Mandelson may have been stating the obvious in unpartisan words, but to Brown, coiled like a spring in his lust for power, the truth was intensely hurtful. He regarded the weekend’s media analysis, the suggestion of an agreement between himself and Blair, and Mandelson’s letter as calculated to undermine his chances. ‘We’ve been betrayed,’ he muttered to a friend. He also suspected that Mandelson was helping Blair, and encouraged Tribune to report the alliance. Blair was alarmed by that possibility and directed Anji Hunter and later Michael Meacher to telephone the editor Mark Seddon. ‘It’s simply not true,’ Hunter exclaimed. The newspaper did not publish the accurate story.

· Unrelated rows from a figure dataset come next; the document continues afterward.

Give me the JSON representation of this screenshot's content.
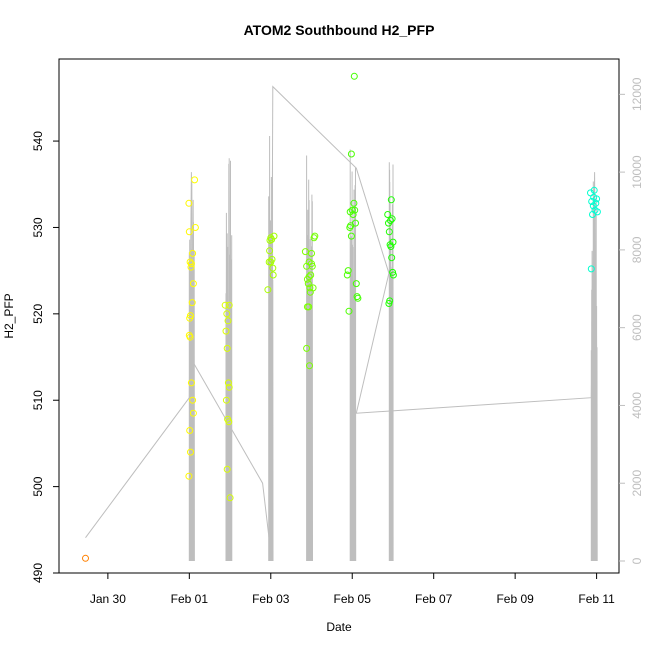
{
  "chart_data": {
    "type": "scatter",
    "title": "ATOM2 Southbound H2_PFP",
    "xlabel": "Date",
    "ylabel": "H2_PFP",
    "x_ticks": [
      {
        "day": 0.5,
        "label": "Jan 30"
      },
      {
        "day": 2.5,
        "label": "Feb 01"
      },
      {
        "day": 4.5,
        "label": "Feb 03"
      },
      {
        "day": 6.5,
        "label": "Feb 05"
      },
      {
        "day": 8.5,
        "label": "Feb 07"
      },
      {
        "day": 10.5,
        "label": "Feb 09"
      },
      {
        "day": 12.5,
        "label": "Feb 11"
      }
    ],
    "x_range_days": [
      -0.7,
      13.05
    ],
    "y_left": {
      "range": [
        490,
        549.5
      ],
      "ticks": [
        490,
        500,
        510,
        520,
        530,
        540
      ]
    },
    "y_right": {
      "range": [
        0,
        12600
      ],
      "ticks": [
        0,
        2000,
        4000,
        6000,
        8000,
        10000,
        12000
      ],
      "color": "#bebebe"
    },
    "color_scale": {
      "day_min": -0.05,
      "day_max": 12.5
    },
    "series": [
      {
        "role": "H2_PFP",
        "points": [
          [
            -0.05,
            491.7
          ],
          [
            2.49,
            532.8
          ],
          [
            2.5,
            529.5
          ],
          [
            2.52,
            526.0
          ],
          [
            2.54,
            525.4
          ],
          [
            2.55,
            525.8
          ],
          [
            2.57,
            521.3
          ],
          [
            2.53,
            519.8
          ],
          [
            2.51,
            519.5
          ],
          [
            2.5,
            517.5
          ],
          [
            2.52,
            517.3
          ],
          [
            2.55,
            512.0
          ],
          [
            2.58,
            510.0
          ],
          [
            2.6,
            508.5
          ],
          [
            2.51,
            506.5
          ],
          [
            2.53,
            504.0
          ],
          [
            2.49,
            501.2
          ],
          [
            2.63,
            535.5
          ],
          [
            2.65,
            530.0
          ],
          [
            2.58,
            527.0
          ],
          [
            2.6,
            523.5
          ],
          [
            3.38,
            521.0
          ],
          [
            3.42,
            520.0
          ],
          [
            3.45,
            519.2
          ],
          [
            3.4,
            518.0
          ],
          [
            3.43,
            516.0
          ],
          [
            3.46,
            512.0
          ],
          [
            3.48,
            511.5
          ],
          [
            3.41,
            510.0
          ],
          [
            3.44,
            507.8
          ],
          [
            3.47,
            507.5
          ],
          [
            3.43,
            502.0
          ],
          [
            3.5,
            498.7
          ],
          [
            3.48,
            521.0
          ],
          [
            4.43,
            522.8
          ],
          [
            4.46,
            526.0
          ],
          [
            4.48,
            528.5
          ],
          [
            4.5,
            528.8
          ],
          [
            4.52,
            528.6
          ],
          [
            4.47,
            527.3
          ],
          [
            4.53,
            526.3
          ],
          [
            4.55,
            525.3
          ],
          [
            4.56,
            524.5
          ],
          [
            4.5,
            526.0
          ],
          [
            4.58,
            529.0
          ],
          [
            5.35,
            527.2
          ],
          [
            5.38,
            525.5
          ],
          [
            5.4,
            524.0
          ],
          [
            5.42,
            523.5
          ],
          [
            5.44,
            526.0
          ],
          [
            5.46,
            523.0
          ],
          [
            5.48,
            524.5
          ],
          [
            5.5,
            527.0
          ],
          [
            5.52,
            525.5
          ],
          [
            5.54,
            523.0
          ],
          [
            5.47,
            522.5
          ],
          [
            5.4,
            520.8
          ],
          [
            5.43,
            520.8
          ],
          [
            5.38,
            516.0
          ],
          [
            5.45,
            514.0
          ],
          [
            5.56,
            528.8
          ],
          [
            5.58,
            529.0
          ],
          [
            5.5,
            525.8
          ],
          [
            5.44,
            524.3
          ],
          [
            6.38,
            524.5
          ],
          [
            6.4,
            525.0
          ],
          [
            6.42,
            520.3
          ],
          [
            6.44,
            530.0
          ],
          [
            6.46,
            530.2
          ],
          [
            6.48,
            529.0
          ],
          [
            6.5,
            532.0
          ],
          [
            6.52,
            531.5
          ],
          [
            6.54,
            532.8
          ],
          [
            6.56,
            532.0
          ],
          [
            6.58,
            530.5
          ],
          [
            6.6,
            523.5
          ],
          [
            6.62,
            522.0
          ],
          [
            6.64,
            521.8
          ],
          [
            6.48,
            538.5
          ],
          [
            6.55,
            547.5
          ],
          [
            6.45,
            531.8
          ],
          [
            7.37,
            531.5
          ],
          [
            7.39,
            530.5
          ],
          [
            7.41,
            529.5
          ],
          [
            7.43,
            528.0
          ],
          [
            7.45,
            527.8
          ],
          [
            7.47,
            526.5
          ],
          [
            7.49,
            524.8
          ],
          [
            7.51,
            524.5
          ],
          [
            7.44,
            530.8
          ],
          [
            7.46,
            533.2
          ],
          [
            7.5,
            528.3
          ],
          [
            7.48,
            531.0
          ],
          [
            7.4,
            521.2
          ],
          [
            7.42,
            521.5
          ],
          [
            12.35,
            534.0
          ],
          [
            12.38,
            533.0
          ],
          [
            12.4,
            531.5
          ],
          [
            12.42,
            532.5
          ],
          [
            12.44,
            534.3
          ],
          [
            12.46,
            532.0
          ],
          [
            12.48,
            532.8
          ],
          [
            12.5,
            533.3
          ],
          [
            12.52,
            531.8
          ],
          [
            12.37,
            525.2
          ],
          [
            12.43,
            533.5
          ]
        ]
      },
      {
        "role": "right-axis trace",
        "spikes": [
          {
            "start": 2.5,
            "end": 2.62,
            "max": 10300
          },
          {
            "start": 3.4,
            "end": 3.54,
            "max": 10500
          },
          {
            "start": 4.45,
            "end": 4.55,
            "max": 11000
          },
          {
            "start": 5.38,
            "end": 5.52,
            "max": 11000
          },
          {
            "start": 6.45,
            "end": 6.58,
            "max": 10800
          },
          {
            "start": 7.41,
            "end": 7.5,
            "max": 10400
          },
          {
            "start": 12.37,
            "end": 12.51,
            "max": 9800
          }
        ],
        "connectors": [
          [
            -0.05,
            600
          ],
          [
            2.5,
            4200
          ],
          [
            2.55,
            10000
          ],
          [
            2.6,
            5100
          ],
          [
            4.3,
            2000
          ],
          [
            4.5,
            200
          ],
          [
            4.55,
            12200
          ],
          [
            6.6,
            10100
          ],
          [
            7.4,
            7400
          ],
          [
            6.6,
            3800
          ],
          [
            12.37,
            4200
          ],
          [
            12.45,
            10000
          ],
          [
            12.48,
            3300
          ]
        ]
      }
    ]
  }
}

Four days after John Smith’s death, the message was ‘Brown in mourning’, but the reality was also of a politician fretting. Brown required a bandwagon if he was to win the prize. Mandelson’s judgement was unfortunate but not necessarily decisive if Brown actively campaigned for support, seeking out and converting dissenters. Secluded in his office, he relied on an inner circle of MPs – Nick Brown, Doug Henderson, Andrew Smith, Nigel Griffiths and Eric Clarke, the former leader of the Scottish miners – for advice. He never paused to contemplate the possibility that outsiders might dislike a Scottish clique as much as he disdained the London establishment. Nor did he recognise how the personal weaknesses of his political advisers reflected poorly on himself. ‘Tell me what you think,’ Brown said to Henderson, who had been tramping around Westminster. ‘I don’t think you can win,’ reported his ambassador, knowing that Brown’s two brothers were urging him to stand.

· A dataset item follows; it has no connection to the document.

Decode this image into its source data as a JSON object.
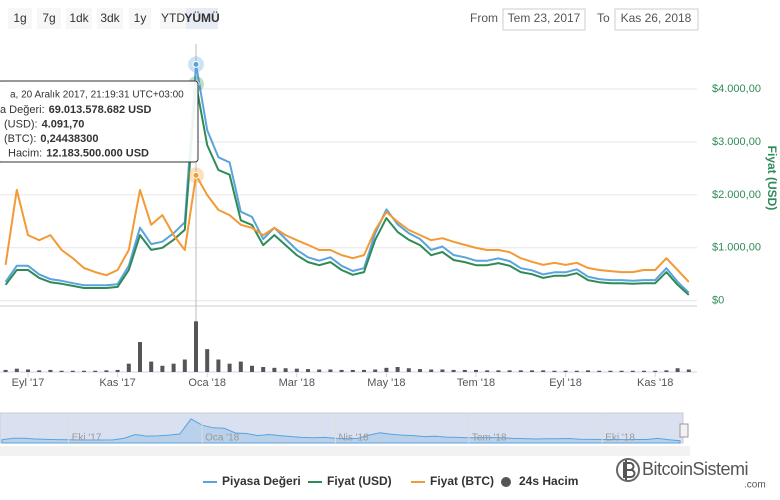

While Brown hesitated, Blair, encouraged by a personal message from David Ward that Brown had not been John Smith’s favourite son, was actively seeking support. Chris Smith, David Blunkett, Adam Ingram, the MP for East Kilbride, and Frank Dobson each expressed their support. Brown was shocked. Dobson, he had thought, would favour his redistributive socialism. Instead, Dobson complained that rather than encourage consensus government, Brown would cluster his favourites around himself. ‘ He’s an iceman,’ was the hurtful quotation. Brown was perplexed that even his assumption of Neil Kinnock’s endorsement was wrong. The former leader wondered aloud about Brown’s suitability. He was a bowler, not a batsman, suggested Kinnock. Not surprisingly, Charles Clarke, Kinnock’s chief of staff, was telling everyone that he had telephoned Blair immediately after Smith’s death to urge him to run for the leadership. Presentation and personality rather than politics was the issue. The party was desperate for an election victory. Blair may have been too right-wing for many in the party, but he was likely to appeal to the English middle class.